Web services like the Global Alliance for Genomics & Health's Beacon Project aim to enable data sharing among researchers, but Stanford University's Suyash Shringarpure and Carlos Bustamante report in the American Journal of Human Genetics that they may also open participants up to re-identification.
Such services only provide researchers information on whether certain alleles are present in their cohort, but despite that effort to protect participants' privacy, Shringarpure and Bustamante say that with a certain number of queries to a database, they could determine whether a given individual was in that database. "The beacon system is an elegant solution that allows investigators to 'ping' collections of genomes," Bustamante adds in a statement. "This allows people studying the same rare disease to find one another to collaborate."
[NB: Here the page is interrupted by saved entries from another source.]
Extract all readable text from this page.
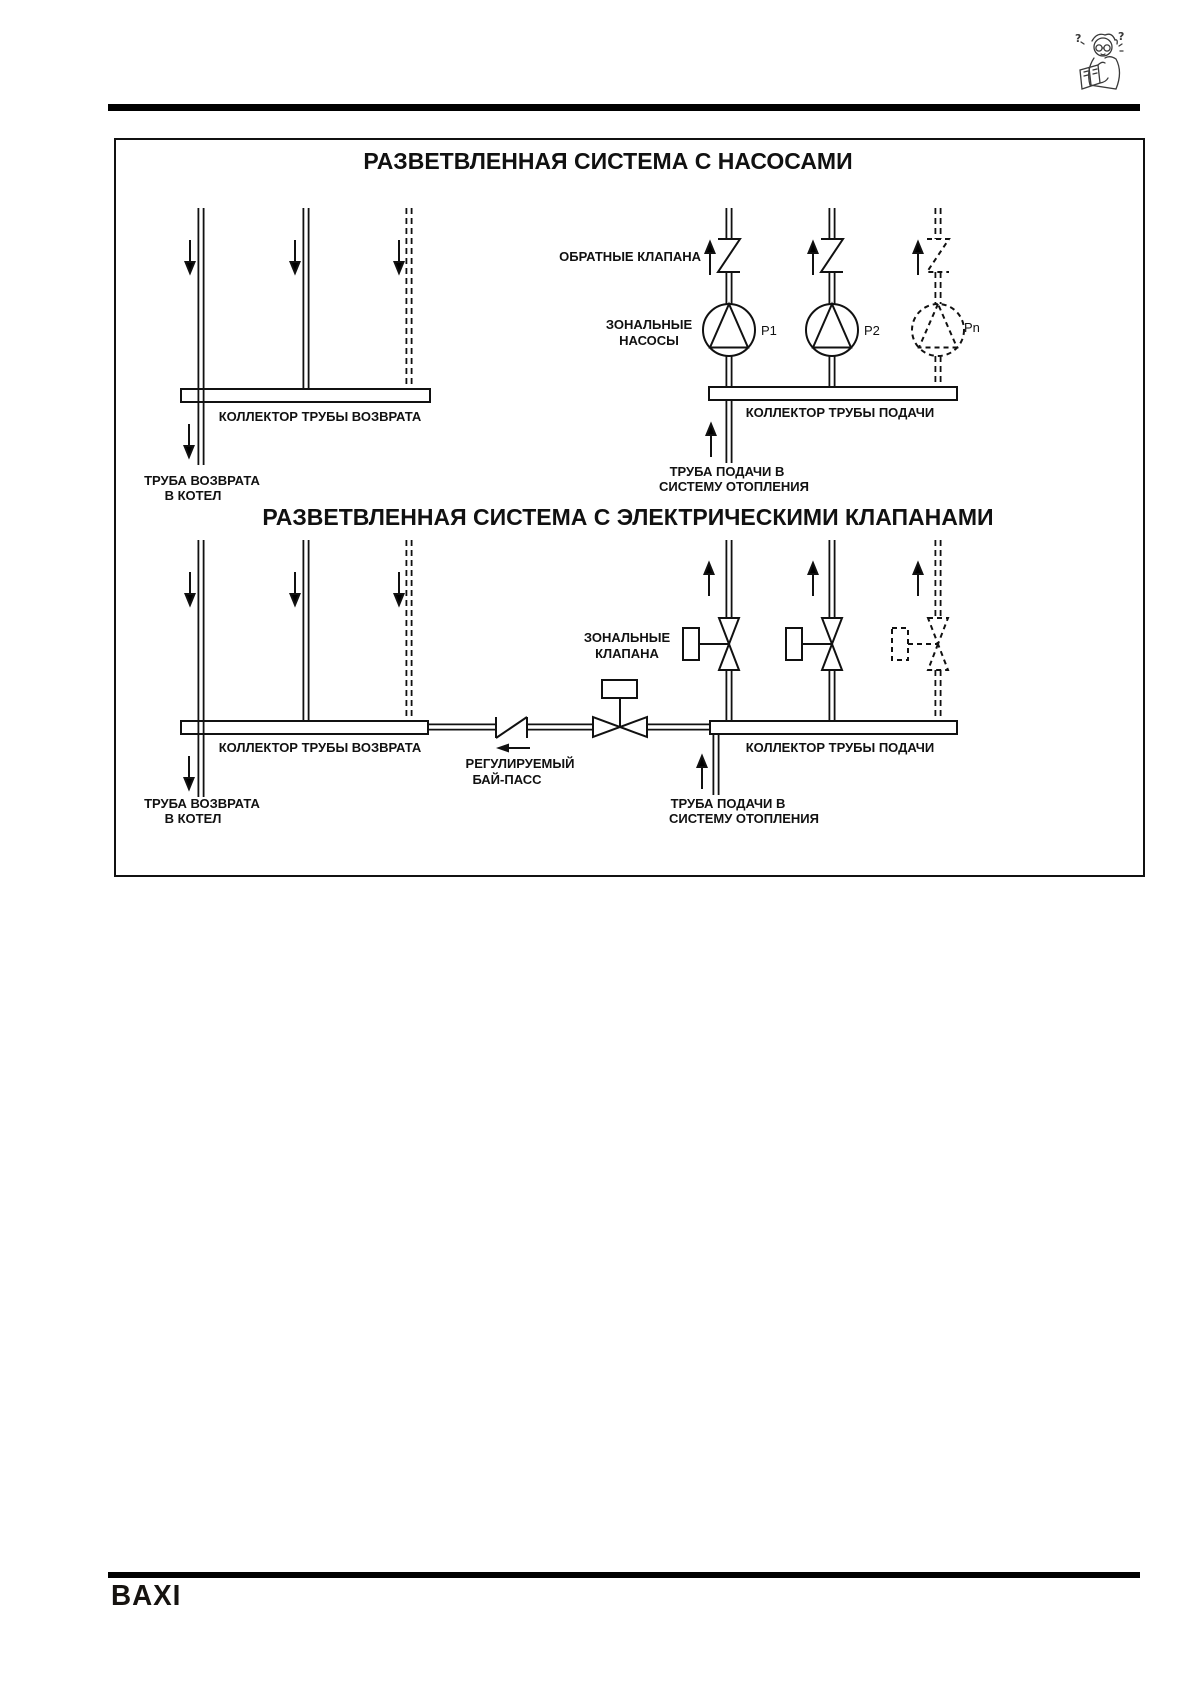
?	?
РАЗВЕТВЛЕННАЯ СИСТЕМА С НАСОСАМИ
КОЛЛЕКТОР ТРУБЫ ВОЗВРАТА
ТРУБА ВОЗВРАТА
В КОТЕЛ
ОБРАТНЫЕ КЛАПАНА
ЗОНАЛЬНЫЕ
НАСОСЫ
P1	P2	Pn
КОЛЛЕКТОР ТРУБЫ ПОДАЧИ
ТРУБА ПОДАЧИ В
СИСТЕМУ ОТОПЛЕНИЯ
РАЗВЕТВЛЕННАЯ СИСТЕМА С ЭЛЕКТРИЧЕСКИМИ КЛАПАНАМИ
КОЛЛЕКТОР ТРУБЫ ВОЗВРАТА
ТРУБА ВОЗВРАТА
В КОТЕЛ
РЕГУЛИРУЕМЫЙ
БАЙ-ПАСС
ЗОНАЛЬНЫЕ
КЛАПАНА
КОЛЛЕКТОР ТРУБЫ ПОДАЧИ
ТРУБА ПОДАЧИ В
СИСТЕМУ ОТОПЛЕНИЯ
BAXI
They calculated that if they had an individual's genome, they could locate that person within a beacon network. For instance, if that network housed genomic data on 1,000 people, they could identify that person or his or her relatives in some 5,000 queries. Similarly, they could determine whether a person was in a beacon of 65 European individuals from the 1,000 Genomes Project based on 250 SNPs.
Shringarpure and Bustamante also suggest ways for such networks to strengthen their security by disallowing anonymous researchers and requiring approval of researchers, merging datasets, and limiting access to smaller genomic regions.
"We welcome the paper and look forward to ongoing interactions with the authors and others to ensure beacons provide maximum value while respecting privacy," Peter Goodhand, executive director of the Global Alliance for Genomics and Health, says.